A graph is plotted for the average time taken for scanning a single http request (Response time) versus the number of objects that were incorporated in the IDS interpreter. As the number of objects increase, the number of ways in which the text can be matched increases and hence the time taken also increases. Figure 6 shows the performance analysis of the system.
Figure 6: Performance analysis chart
From Figure 6 it can be inferred that the response time increases linearly and then begins to saturate as the number of objects to be matched increases. When the number of objects increases beyond 80, the response time increase at a very slow rate. Hence the implemented IDS perform well when the number of objects is more than 80. Normally in any environment the number of objects required for proper intrusion detection will be greater than this mark, and hence the system is proved efficient.

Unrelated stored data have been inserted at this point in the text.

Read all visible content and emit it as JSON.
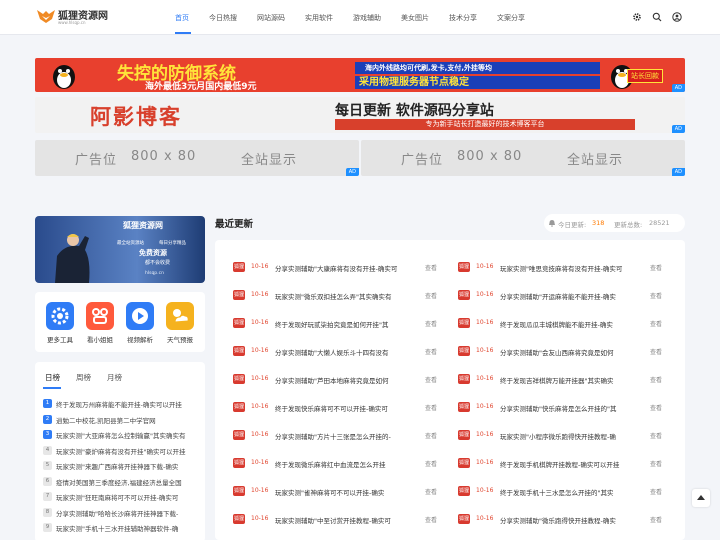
{
  "brand": {
    "name": "狐狸资源网",
    "url": "www.hlsqp.cn"
  },
  "nav": [
    {
      "label": "首页",
      "active": true
    },
    {
      "label": "今日热搜"
    },
    {
      "label": "网站源码"
    },
    {
      "label": "实用软件"
    },
    {
      "label": "游戏辅助"
    },
    {
      "label": "美女图片"
    },
    {
      "label": "技术分享"
    },
    {
      "label": "文案分享"
    }
  ],
  "header_icons": [
    "gear-icon",
    "search-icon",
    "user-icon"
  ],
  "banners": {
    "b1": {
      "title": "失控的防御系统",
      "sub": "海外最低3元月国内最低9元",
      "right1": "海内外线路均可代刷,发卡,支付,外挂等均",
      "right2": "采用物理服务器节点稳定",
      "badge": "站长回款",
      "ad": "AD"
    },
    "b2": {
      "title": "阿影博客",
      "right1": "每日更新 软件源码分享站",
      "right2": "专为新手站长打造最好的技术博客平台",
      "ad": "AD"
    },
    "ad_left": {
      "a": "广告位",
      "b": "800 x 80",
      "c": "全站显示",
      "ad": "AD"
    },
    "ad_right": {
      "a": "广告位",
      "b": "800 x 80",
      "c": "全站显示",
      "ad": "AD"
    }
  },
  "hero": {
    "brand": "狐狸资源网",
    "l1": "最全站资源站",
    "l2": "每日分享精品",
    "l3": "免费资源",
    "l4": "都不会收费",
    "url": "hlsqp.cn"
  },
  "tools": [
    {
      "label": "更多工具",
      "icon": "gear-icon",
      "color": "#2f7cf6"
    },
    {
      "label": "看小姐姐",
      "icon": "link-icon",
      "color": "#ff5a3c"
    },
    {
      "label": "视频解析",
      "icon": "play-icon",
      "color": "#2f7cf6"
    },
    {
      "label": "天气预报",
      "icon": "weather-icon",
      "color": "#f5b21e"
    }
  ],
  "rank": {
    "tabs": [
      "日榜",
      "周榜",
      "月榜"
    ],
    "items": [
      "终于发现万州麻将能不能开挂-确实可以开挂",
      "逍勉二中校花,凯阳县第二中学官网",
      "玩家实测\"大亚麻将怎么控制输赢\"其实确实有",
      "玩家实测\"豪炉麻将有没有开挂\"确实可以开挂",
      "玩家实测\"来趣广西麻将开挂神器下载-确实",
      "疫情对美国第三季度经济,福建经济总量全国",
      "玩家实测\"狂旺南麻将可不可以开挂-确实可",
      "分享实测辅助\"哈哈长沙麻将开挂神器下载-",
      "玩家实测\"手机十三水开挂辅助神器软件-确"
    ]
  },
  "recent": {
    "title": "最近更新",
    "today_label": "今日更新:",
    "today_value": "318",
    "total_label": "更新总数:",
    "total_value": "28521",
    "view_label": "查看",
    "badge_label": "狐狸",
    "date": "10-16",
    "left": [
      "分享实测辅助\"大康麻将有没有开挂-确实可",
      "玩家实测\"微乐双扣挂怎么弄\"其实确实有",
      "终于发现好玩贰柒拍究竟是如何开挂\"其",
      "分享实测辅助\"大懒人娱乐斗十四有没有",
      "分享实测辅助\"芦田本地麻将究竟是如何",
      "终于发现快乐麻将可不可以开挂-确实可",
      "分享实测辅助\"方片十三张是怎么开挂的-",
      "终于发现微乐麻将红中血流是怎么开挂",
      "玩家实测\"雀神麻将可不可以开挂-确实",
      "玩家实测辅助\"中至讨赏开挂教程-确实可"
    ],
    "right": [
      "玩家实测\"唯思竞技麻将有没有开挂-确实可",
      "分享实测辅助\"开运麻将能不能开挂-确实",
      "终于发现瓜瓜丰城棋牌能不能开挂-确实",
      "分享实测辅助\"会友山西麻将究竟是如何",
      "终于发现吉祥棋牌万能开挂器\"其实确实",
      "分享实测辅助\"快乐麻将是怎么开挂的\"其",
      "玩家实测\"小程序微乐跑得快开挂教程-确",
      "终于发现手机棋牌开挂教程-确实可以开挂",
      "终于发现手机十三水是怎么开挂的\"其实",
      "分享实测辅助\"微乐跑得快开挂教程-确实"
    ]
  }
}
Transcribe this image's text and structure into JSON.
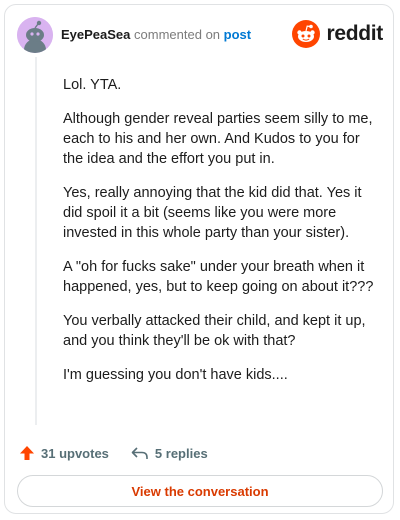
{
  "comment": {
    "username": "EyePeaSea",
    "action_text": "commented on",
    "post_link": "post",
    "paragraphs": [
      "Lol. YTA.",
      "Although gender reveal parties seem silly to me, each to his and her own. And Kudos to you for the idea and the effort you put in.",
      "Yes, really annoying that the kid did that. Yes it did spoil it a bit (seems like you were more invested in this whole party than your sister).",
      "A \"oh for fucks sake\" under your breath when it happened, yes, but to keep going on about it???",
      "You verbally attacked their child, and kept it up, and you think they'll be ok with that?",
      "I'm guessing you don't have kids...."
    ]
  },
  "brand": {
    "name": "reddit",
    "icon": "reddit-logo-icon",
    "color": "#ff4500"
  },
  "actions": {
    "upvotes": "31 upvotes",
    "replies": "5 replies"
  },
  "view_button": "View the conversation",
  "colors": {
    "accent": "#ff4500",
    "link": "#0079d3",
    "button_text": "#d93a00"
  }
}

The objects in each of the protocol field that are to be searched is plotted in Figure 7. It is observed that if the number of objects to be matched in each protocol field is increasing the Response time increases linearly. But the response time tends to saturate after a specific number of rules. This is because it is expected that the rules contain some common objects which are to be checked once thus improving the response time.
Figure 7: Response time vs. Rules with different number of maximum objects for each protocol field
As the payload size increases, the amount of the text that needs to be matched increases, and so the processing time also increases. Figure 6.7 shows the performance analysis for payload.
Figure 6.7 Performance analysis of payload
Figure 6.8 shows the detection rate with various components of IDS. From the Figure 6.8, the detection rate increases by combining HTTP header and payload (HTML and Scripts).
Fig 6.8 Detection Ratio with various component of IDS
Fig 6.9 Comparison of Fuzzy based Misuse Detection and Regular Misuse Detection
Figure 6.9 shows the comparison of Fuzzy based Misuse Detection and Regular Misuse Detection for various attacks. Figure 6.9 shows the detection rate of fuzzy based misuse detection is high when compared to the regular misuse detection for some attacks such as Dos, brute force, Directory Traversal attacks.
The rule-based semantic intrusion detection system proposed in this thesis has an efficient memory usage since the amount of memory needed for working of the IDS depends on the rule table size. The IDS developed will update the signatures and rules automatically, due to continuously changing nature of attacks, thereby keeping the rule base dynamically updated with newly discovered attack patterns. A fuzzy component that is added to this rule based semantic IDS as proposed in this thesis uses Fuzzy Cognitive Mapping (FCM) in order to have an accurate prediction. Thus, the system proposed in this thesis namely Fuzzy aided Application layer Semantic Intrusion Detection System draws advantages from two different concepts. The semantic rule base keeps the rules updated for detecting newer intrusions by semantically matching the patterns. The Fuzzy component contributed to improving the detection rate by scanning through the traffic for attacks which goes undetected by a typical rule based IDS. The results show better performance in terms of the detection rate and the time taken to detect an intrusion.
The Fuzzy-aided Application layer Semantic Intrusion Detection System has possible extensions at more than one concept presented. The semantic rule base can be appended with more number of semantic parameters by way which improving the accuracy of attack detection of the system is possible. The Fuzzy Associate Map drawn for the IDS can be fine tuned for such changes. Also that, more number of application layer protocols like FTP, SMTP, etc can be considered for implementation and the performance of the concept of application layer semantic intrusion detection can be validated with these protocols.